Fitch Ratings Lanka rates a large number of financial institutions operating in Sri Lanka and has maintained an unblemished track record since it started operations close to two decades ago.
Wickramasinghe said Sri Lanka is a country starving for capital and consolidation would lead to efficient use of the limited capital.
He cited recent regulator-driven segregation of the composite insurance business in Sri Lanka, which led to widespread mergers and acquisitions in the general insurance industry.
Unlike life insurance, general insurance business remains a very tough business to make profits without scale and the small general insurers merged with larger and more specialized foreign general insurers.
The latest such merger was the sale of the general insurance business by Janashakthi Insurance PLC to the local unit of the German insurance giant, Allianze S.E, in a blockbuster deal valued at Rs.16.4 billion.
“The economy needs capital. This is a country where you need capital. We are starved for capital. Everybody is replicating because they are like low hanging fruits.
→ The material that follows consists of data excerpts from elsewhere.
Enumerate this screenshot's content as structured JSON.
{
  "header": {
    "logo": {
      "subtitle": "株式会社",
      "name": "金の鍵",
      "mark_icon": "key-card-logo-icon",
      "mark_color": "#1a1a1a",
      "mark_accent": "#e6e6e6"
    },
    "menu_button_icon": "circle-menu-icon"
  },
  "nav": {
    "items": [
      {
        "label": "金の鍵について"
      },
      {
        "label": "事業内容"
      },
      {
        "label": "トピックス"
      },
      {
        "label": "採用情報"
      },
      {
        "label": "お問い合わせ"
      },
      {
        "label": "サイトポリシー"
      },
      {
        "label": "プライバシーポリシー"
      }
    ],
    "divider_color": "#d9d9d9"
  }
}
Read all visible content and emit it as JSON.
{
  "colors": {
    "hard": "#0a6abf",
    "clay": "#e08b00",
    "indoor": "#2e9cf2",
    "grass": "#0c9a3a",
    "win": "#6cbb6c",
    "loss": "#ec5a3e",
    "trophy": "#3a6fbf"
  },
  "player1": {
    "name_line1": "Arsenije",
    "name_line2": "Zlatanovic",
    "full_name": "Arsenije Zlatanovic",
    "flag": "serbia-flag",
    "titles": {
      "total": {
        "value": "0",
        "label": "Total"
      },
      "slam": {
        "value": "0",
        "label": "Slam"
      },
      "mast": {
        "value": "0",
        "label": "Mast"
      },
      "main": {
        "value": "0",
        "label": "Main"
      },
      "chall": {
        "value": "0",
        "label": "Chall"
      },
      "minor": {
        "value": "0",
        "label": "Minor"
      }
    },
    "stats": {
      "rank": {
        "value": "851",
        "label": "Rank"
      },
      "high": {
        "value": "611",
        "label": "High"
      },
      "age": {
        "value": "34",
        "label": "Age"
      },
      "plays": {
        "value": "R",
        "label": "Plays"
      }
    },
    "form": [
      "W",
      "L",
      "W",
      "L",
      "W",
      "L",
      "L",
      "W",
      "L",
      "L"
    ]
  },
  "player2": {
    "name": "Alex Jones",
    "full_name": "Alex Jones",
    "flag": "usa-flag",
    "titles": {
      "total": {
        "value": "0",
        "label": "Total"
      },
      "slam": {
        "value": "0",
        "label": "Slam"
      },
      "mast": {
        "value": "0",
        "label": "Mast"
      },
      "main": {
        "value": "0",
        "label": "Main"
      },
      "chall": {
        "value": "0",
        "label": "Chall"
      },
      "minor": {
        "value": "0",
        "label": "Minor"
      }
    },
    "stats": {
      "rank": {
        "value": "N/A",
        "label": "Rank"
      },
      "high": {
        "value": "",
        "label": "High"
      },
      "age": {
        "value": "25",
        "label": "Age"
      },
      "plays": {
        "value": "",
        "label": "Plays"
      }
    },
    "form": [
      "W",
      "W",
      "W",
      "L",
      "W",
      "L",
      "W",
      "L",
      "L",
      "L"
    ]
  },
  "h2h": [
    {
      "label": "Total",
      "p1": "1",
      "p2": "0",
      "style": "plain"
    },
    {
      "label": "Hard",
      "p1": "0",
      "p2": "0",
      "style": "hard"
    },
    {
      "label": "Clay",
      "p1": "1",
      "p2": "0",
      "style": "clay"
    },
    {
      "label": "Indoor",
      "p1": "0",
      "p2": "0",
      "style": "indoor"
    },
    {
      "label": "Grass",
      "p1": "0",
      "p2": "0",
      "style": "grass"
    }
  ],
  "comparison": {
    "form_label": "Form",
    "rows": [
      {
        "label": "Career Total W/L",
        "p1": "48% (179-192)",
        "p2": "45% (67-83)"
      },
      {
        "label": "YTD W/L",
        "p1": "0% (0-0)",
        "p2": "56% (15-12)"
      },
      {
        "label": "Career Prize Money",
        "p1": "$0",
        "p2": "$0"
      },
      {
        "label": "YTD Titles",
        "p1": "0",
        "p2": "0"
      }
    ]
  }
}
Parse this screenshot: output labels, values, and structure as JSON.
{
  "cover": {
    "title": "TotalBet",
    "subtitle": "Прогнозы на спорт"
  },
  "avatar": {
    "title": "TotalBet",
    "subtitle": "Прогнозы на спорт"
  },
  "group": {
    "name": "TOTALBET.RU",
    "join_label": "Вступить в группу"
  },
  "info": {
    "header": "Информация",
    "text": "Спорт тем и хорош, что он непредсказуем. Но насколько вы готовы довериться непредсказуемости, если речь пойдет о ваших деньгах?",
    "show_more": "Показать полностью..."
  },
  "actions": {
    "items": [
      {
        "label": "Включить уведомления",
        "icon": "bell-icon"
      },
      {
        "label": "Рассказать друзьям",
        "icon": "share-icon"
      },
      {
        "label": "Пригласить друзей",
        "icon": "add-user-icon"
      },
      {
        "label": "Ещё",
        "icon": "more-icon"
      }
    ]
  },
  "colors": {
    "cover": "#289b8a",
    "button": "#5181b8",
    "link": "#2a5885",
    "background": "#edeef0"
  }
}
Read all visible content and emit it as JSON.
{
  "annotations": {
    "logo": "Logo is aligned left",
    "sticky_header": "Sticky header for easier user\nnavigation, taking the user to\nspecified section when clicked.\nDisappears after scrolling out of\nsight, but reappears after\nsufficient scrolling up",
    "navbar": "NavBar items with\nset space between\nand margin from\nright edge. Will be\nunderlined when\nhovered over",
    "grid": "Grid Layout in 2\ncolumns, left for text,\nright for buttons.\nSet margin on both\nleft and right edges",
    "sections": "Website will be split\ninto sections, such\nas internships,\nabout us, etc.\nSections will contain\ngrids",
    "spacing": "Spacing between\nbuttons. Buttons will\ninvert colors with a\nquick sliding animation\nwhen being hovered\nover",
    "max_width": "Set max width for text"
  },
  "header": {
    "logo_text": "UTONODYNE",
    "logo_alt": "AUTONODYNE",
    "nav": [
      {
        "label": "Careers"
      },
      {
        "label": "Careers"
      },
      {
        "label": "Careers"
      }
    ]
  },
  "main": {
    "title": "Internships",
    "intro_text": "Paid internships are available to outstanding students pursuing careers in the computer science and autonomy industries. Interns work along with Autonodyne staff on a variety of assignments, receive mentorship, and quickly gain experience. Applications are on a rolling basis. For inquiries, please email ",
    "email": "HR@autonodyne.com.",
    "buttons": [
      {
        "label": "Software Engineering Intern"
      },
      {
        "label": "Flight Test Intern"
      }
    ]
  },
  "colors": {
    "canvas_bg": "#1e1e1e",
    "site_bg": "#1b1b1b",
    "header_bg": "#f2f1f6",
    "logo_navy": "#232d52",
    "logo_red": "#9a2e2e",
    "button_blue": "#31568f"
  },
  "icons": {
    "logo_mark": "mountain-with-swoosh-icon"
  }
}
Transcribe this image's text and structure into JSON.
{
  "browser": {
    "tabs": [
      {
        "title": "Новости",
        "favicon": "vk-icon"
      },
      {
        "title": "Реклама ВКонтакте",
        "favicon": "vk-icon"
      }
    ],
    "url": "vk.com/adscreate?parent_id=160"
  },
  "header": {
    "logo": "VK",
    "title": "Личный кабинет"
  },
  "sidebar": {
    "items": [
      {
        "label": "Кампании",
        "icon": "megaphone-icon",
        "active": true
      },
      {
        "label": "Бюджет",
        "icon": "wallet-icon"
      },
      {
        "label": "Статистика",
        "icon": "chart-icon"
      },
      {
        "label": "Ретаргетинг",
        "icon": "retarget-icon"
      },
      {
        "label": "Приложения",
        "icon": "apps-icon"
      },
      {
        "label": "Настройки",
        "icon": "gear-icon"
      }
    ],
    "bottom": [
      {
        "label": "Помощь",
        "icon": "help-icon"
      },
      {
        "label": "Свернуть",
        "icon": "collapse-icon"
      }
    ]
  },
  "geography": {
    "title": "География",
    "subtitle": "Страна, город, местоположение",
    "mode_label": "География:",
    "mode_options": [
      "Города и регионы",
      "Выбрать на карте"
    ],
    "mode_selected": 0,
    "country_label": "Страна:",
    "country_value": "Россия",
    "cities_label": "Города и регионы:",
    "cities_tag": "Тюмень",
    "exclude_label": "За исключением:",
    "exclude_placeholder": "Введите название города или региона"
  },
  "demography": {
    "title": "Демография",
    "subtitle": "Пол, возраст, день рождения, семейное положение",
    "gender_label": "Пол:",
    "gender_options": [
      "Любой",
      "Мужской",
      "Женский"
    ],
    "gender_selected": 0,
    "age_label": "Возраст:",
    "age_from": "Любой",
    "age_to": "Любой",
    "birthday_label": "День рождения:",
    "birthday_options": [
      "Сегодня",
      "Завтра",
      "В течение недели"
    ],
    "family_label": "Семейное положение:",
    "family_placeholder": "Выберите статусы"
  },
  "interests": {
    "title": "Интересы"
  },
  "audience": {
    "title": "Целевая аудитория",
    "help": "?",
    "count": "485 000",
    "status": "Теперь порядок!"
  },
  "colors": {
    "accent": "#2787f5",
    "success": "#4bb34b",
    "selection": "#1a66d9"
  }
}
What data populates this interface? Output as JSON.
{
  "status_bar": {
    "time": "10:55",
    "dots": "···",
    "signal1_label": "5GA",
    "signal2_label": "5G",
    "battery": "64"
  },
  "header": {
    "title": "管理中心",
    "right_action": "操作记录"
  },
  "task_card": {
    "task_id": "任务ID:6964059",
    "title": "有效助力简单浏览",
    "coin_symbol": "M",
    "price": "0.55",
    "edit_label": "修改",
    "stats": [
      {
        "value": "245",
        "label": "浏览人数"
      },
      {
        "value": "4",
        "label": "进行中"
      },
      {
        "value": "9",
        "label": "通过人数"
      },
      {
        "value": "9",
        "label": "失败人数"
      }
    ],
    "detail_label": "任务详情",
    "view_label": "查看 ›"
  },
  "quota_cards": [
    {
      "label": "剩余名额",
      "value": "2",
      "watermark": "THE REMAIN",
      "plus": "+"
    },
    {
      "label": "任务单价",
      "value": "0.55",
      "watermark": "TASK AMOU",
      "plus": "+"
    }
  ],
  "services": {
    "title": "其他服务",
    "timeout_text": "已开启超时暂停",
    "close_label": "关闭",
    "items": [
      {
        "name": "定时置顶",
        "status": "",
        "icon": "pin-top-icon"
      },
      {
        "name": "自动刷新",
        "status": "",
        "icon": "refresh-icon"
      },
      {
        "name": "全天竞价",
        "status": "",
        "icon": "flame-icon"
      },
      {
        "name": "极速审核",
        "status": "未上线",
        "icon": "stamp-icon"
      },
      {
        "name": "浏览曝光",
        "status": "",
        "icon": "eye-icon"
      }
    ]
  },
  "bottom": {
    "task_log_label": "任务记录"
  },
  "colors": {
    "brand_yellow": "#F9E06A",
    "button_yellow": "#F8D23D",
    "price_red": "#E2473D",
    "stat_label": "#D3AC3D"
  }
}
But it’s time that these industries consolidated.
You don’t need that many institutions in all these areas and that capital can be re-deployed into far more productive areas,” Wickramasinghe told the seminar titled ‘How Important Ratings are in a Capital Market’.
In the banking sector, Sri Lanka’s Central Bank raised the minimum capital of a bank to Rs.20 billion from the existing Rs.10 billion, which will force some of the smaller lenders to find merger partners or merge with licensed finance companies to look bigger.
In 2015, Sri Lanka abandoned a regulator-driven consolidation in the banking and finance sectors, which intended at forming five big lenders with assets over a trillion rupees and less than 20 licensed finance companies – a healthy number of financial sector firms for a country of 21 million population.